This has not been a happy summer for my domesticated garden, what with little sun, no really hot days, late blight on the tomatoes, and a woodchuck neatly pruning my cucumbers and squash. These last two were doing fine when the frost hit. At least there was no watering necessary.
But, this was the best ever summer for visiting my favorite wild gardens; totally natural and native with no hoeing, planting, weeding needed. I do get to do a little harvesting, however.
Some of them may have started forming 10,000 years ago when the last of the mile deep ice here melted. Yes, I fit in many trips taking friends and relatives to bogs using some of my five assorted solo canoes. Many of my "bog people" had no idea what these specialized wetlands are like, though they have at least visited the Adirondacks, a bog heaven, all their lives. Every one of them found them mind-bogglingly fascinating and beautiful. They also learned to be careful if you step onto a bog because parts of it will be floating, and that they are not muddy and nasty at all.
To a botanist a "real" bog is watered only by rain with no water flowing in or out to bring in nutrients, but my definition includes any open wetland created by sphagnum (peat) moss, having many heath family shrubs, usually a few kinds of orchids, small tamarack and black spruce dotted around the moss mat, and many kinds of "carnivorous plants." The latter use various tricks to trap insects and tinier animals to extract their nitrogen and other nutrients.
The most noticeable of these is the northern pitcher plant, the oddly inflated leaves of which are shaped like lop-sided vases or pitchers that collect rainwater for drowning their victims. The pitchers usually have prominent red veins, and often turn totally red by fall, though they can sometimes be all yellow. The red may attract flesh-eating flies but the yellow plants work too.

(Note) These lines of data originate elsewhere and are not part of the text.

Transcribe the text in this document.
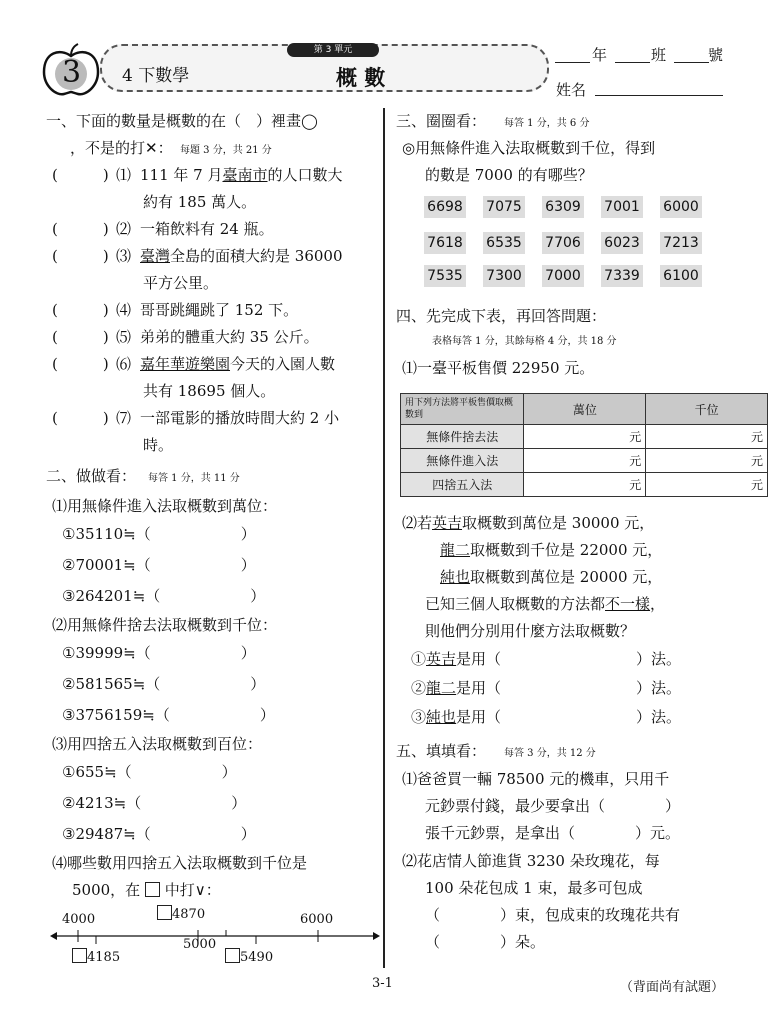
3
第 3 單元
4 下數學	概 數
年	班	號
姓名
一、下面的數量是概數的在（　）裡畫◯
，不是的打✕： 每題 3 分，共 21 分
(　　　) ⑴ 111 年 7 月臺南市的人口數大
約有 185 萬人。
(　　　) ⑵ 一箱飲料有 24 瓶。
(　　　) ⑶ 臺灣全島的面積大約是 36000
平方公里。
(　　　) ⑷ 哥哥跳繩跳了 152 下。
(　　　) ⑸ 弟弟的體重大約 35 公斤。
(　　　) ⑹ 嘉年華遊樂園今天的入園人數
共有 18695 個人。
(　　　) ⑺ 一部電影的播放時間大約 2 小
時。
二、做做看： 每答 1 分，共 11 分
⑴用無條件進入法取概數到萬位：
①35110≒（　　　　　　）
②70001≒（　　　　　　）
③264201≒（　　　　　　）
⑵用無條件捨去法取概數到千位：
①39999≒（　　　　　　）
②581565≒（　　　　　　）
③3756159≒（　　　　　　）
⑶用四捨五入法取概數到百位：
①655≒（　　　　　　）
②4213≒（　　　　　　）
③29487≒（　　　　　　）
⑷哪些數用四捨五入法取概數到千位是
5000，在 中打∨：
4000	6000
5000
4870
4185	5490
三、圈圈看： 每答 1 分，共 6 分
◎用無條件進入法取概數到千位，得到
的數是 7000 的有哪些？
6698 7075 6309 7001 6000
7618 6535 7706 6023 7213
7535 7300 7000 7339 6100
四、先完成下表，再回答問題：
表格每答 1 分，其餘每格 4 分，共 18 分
⑴一臺平板售價 22950 元。
用下列方法將平板售價取概數到	萬位	千位
無條件捨去法	元	元
無條件進入法	元	元
四捨五入法	元	元
⑵若英吉取概數到萬位是 30000 元，
龍二取概數到千位是 22000 元，
純也取概數到萬位是 20000 元，
已知三個人取概數的方法都不一樣，
則他們分別用什麼方法取概數？
①英吉是用（　　　　　　　　　）法。
②龍二是用（　　　　　　　　　）法。
③純也是用（　　　　　　　　　）法。
五、填填看： 每答 3 分，共 12 分
⑴爸爸買一輛 78500 元的機車，只用千
元鈔票付錢，最少要拿出（　　　　）
張千元鈔票，是拿出（　　　　）元。
⑵花店情人節進貨 3230 朵玫瑰花，每
100 朵花包成 1 束，最多可包成
（　　　　）束，包成束的玫瑰花共有
（　　　　）朵。
3-1	（背面尚有試題）
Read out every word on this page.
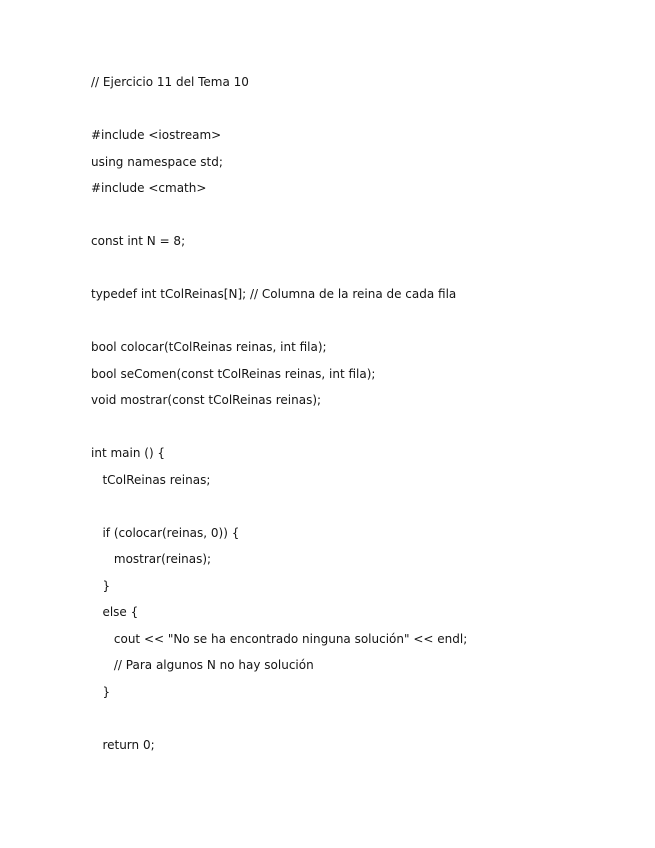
// Ejercicio 11 del Tema 10
#include <iostream>
using namespace std;
#include <cmath>
const int N = 8;
typedef int tColReinas[N]; // Columna de la reina de cada fila
bool colocar(tColReinas reinas, int fila);
bool seComen(const tColReinas reinas, int fila);
void mostrar(const tColReinas reinas);
int main () {
tColReinas reinas;
if (colocar(reinas, 0)) {
mostrar(reinas);
}
else {
cout << "No se ha encontrado ninguna solución" << endl;
// Para algunos N no hay solución
}
return 0;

The leaves are so weird and wonderful that people often don't notice the flower stalks that stick up a foot above the leaves, the buds being dark maroon balls. These do make seeds with cooperation from bumblebees, but the plants are perennial, making up to eight new leaves every year. The most effective leaves are under 50 days old.
Bogs are too wet, acidic and cold for bacteria to thrive and break down dead material for reuse, so pitcher plants use enzymes and bacteria to "digest" the insects they attract and then trap. Lip edge producing nectar, a numbing solution and a sweet odor (hmm, maybe that is where the ever present and mysterious sweet smell of a bog comes from); veins reflecting UV light; stiff downward pointing hairs; and smooth waxy sides down below all combine to do the dirty deed. On one trip I watched a tan moth feeding excitedly around the lip, but I didn't stay to see the end of the story!
As in all nature, it's not a one way street. Fifty families of insects use pitcher plants, eating them directly as caterpillars; or in the case of many flies, their larvae (let's face it-maggots) use trapped insects in different stages of decomposition.
One mosquito larva lives in the pitcher water happily, eating the debris, using dissolved nutrients, and freezing solid in the winter. Aquatic mites use the bacteria, protozoa, nematodes, and rotifers that share the pitcher's contents. All of these of course have to be resistant to the enzymes that kill other creatures. A solitary wasp cuts a hole in the bottom of a leaf so the water drains out, stuffs it with grass in which it lays eggs, then provides sting-paralyzed caterpillars for its larvae to eat. A spider spins a web to catch insects before they fall in, but it sometimes falls in itself. Read John Eastman's Swamp and Bog for more stranger than fiction stories.
I have found through the years that on sunny days there are very few biting bugs in bogs. In researching this column I came across a study where 85% of the trapped insects were black flies. Three cheers for those pitcher plants! And for the cranberries decorating the bogs this time of year.